The implications are profound. Hinton writes:
“The ubicomp world is one where common devices and objects are networked both in cyberspace and in real space — their physical locations and IP addresses coequally defining their existence and, essentially, their relevance.” (2006, p. 6)
This interactive mingling of stuff and information is important, reminiscent of early man’s use of words to order the universe, giving things meaning beyond their simple existence and providing humans with an abstract perspective on the world. Johan Huizinga believes this played a key role in the development of culture:
“In the making of speech and language, the spirit is continually ‘sparking’ between matter and mind, as it were, playing with this wonderous nominative faculty. Behind every abstract expression there lie the boldest of metaphors, and every metaphor is a play upon words. Thus in giving expression to life man creates a second, poetic world alongside the world of nature.” (1950, p. 4)
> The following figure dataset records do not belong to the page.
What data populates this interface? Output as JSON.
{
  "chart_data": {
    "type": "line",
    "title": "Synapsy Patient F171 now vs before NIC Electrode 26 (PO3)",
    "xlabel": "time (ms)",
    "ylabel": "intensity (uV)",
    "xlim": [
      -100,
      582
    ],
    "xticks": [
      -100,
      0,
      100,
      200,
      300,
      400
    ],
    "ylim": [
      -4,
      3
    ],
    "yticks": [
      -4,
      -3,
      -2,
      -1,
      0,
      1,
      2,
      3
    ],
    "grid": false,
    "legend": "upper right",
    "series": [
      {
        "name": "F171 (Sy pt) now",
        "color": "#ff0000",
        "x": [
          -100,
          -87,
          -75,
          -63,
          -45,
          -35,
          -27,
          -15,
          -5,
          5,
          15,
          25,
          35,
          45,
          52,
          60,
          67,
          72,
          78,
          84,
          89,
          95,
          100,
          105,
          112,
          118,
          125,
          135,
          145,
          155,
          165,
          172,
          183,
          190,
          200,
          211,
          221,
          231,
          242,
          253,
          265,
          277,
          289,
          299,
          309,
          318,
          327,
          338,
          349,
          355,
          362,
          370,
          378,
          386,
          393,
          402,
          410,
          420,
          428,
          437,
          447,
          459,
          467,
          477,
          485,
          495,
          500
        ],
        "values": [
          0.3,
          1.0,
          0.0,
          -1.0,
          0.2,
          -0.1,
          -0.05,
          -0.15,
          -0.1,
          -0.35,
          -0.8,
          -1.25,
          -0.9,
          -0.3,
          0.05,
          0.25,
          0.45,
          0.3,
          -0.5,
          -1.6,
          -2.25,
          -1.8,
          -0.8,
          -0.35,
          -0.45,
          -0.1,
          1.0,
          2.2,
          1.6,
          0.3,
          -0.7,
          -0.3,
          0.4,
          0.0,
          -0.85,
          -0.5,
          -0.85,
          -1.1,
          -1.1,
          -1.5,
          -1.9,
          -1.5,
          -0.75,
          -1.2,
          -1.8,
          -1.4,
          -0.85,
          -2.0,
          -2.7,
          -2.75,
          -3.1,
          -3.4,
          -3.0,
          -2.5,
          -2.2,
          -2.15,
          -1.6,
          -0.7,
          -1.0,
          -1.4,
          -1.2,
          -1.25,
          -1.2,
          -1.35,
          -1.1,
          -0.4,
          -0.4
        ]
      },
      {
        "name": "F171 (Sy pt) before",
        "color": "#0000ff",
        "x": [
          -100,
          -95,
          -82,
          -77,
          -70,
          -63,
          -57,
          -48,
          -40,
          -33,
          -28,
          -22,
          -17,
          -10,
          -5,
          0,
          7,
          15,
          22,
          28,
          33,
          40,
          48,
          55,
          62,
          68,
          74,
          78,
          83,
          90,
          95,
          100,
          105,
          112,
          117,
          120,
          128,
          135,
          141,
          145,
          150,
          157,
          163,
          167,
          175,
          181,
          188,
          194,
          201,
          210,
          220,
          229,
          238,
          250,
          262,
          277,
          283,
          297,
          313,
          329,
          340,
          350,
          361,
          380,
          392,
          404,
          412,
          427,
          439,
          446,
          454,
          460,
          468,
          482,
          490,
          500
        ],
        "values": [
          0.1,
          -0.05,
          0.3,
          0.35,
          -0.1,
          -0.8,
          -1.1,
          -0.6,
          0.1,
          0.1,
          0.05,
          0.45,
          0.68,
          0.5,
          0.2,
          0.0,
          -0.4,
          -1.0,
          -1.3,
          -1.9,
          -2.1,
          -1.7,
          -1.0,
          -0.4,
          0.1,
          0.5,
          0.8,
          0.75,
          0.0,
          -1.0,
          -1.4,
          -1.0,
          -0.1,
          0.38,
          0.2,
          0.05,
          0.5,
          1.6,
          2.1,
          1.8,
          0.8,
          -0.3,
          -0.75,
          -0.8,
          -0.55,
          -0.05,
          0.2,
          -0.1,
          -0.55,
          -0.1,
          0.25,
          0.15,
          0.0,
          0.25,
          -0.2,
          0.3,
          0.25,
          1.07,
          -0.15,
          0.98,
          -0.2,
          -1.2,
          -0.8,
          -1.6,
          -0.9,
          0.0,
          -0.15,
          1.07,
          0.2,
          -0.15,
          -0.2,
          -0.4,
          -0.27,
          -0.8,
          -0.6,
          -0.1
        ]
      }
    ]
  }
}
It seems we’re creating a third, virtual world alongside of that as well. It won’t look anything like Pong.
Huizinga, J. (1950). Nature and Significance of Play as a Cultural Phenomenon (pp. 1-27). Homo Ludens: A Study of the Play Element in Culture. Boston: Beacon Press.
Crawford, C. (1982). What is a Game? (c.1). The Art of Computer Game Design. (http://www.vancouver.wsu.edu/fac/peabody/game-book/Coverpage.html)
Hinton, A. (2006). We Live Here: Games, Third Places and the Information Arcitecture of the Future. ASIS&T Bulletin, August/September. (http://www.asis.org/Bulletin/Aug-06/hinton.html)
Ito, Joi (2006). World of Warcrack. Wired Magazine, Issue 14.06, June. (http://www.wired.com/wired/archive/14.06/warcraft.html)
Pine, B.J., & Gilmore, J.H. (1999). The Experience Economy. Cambridge: Harvard Business School Press, pp. 1-26.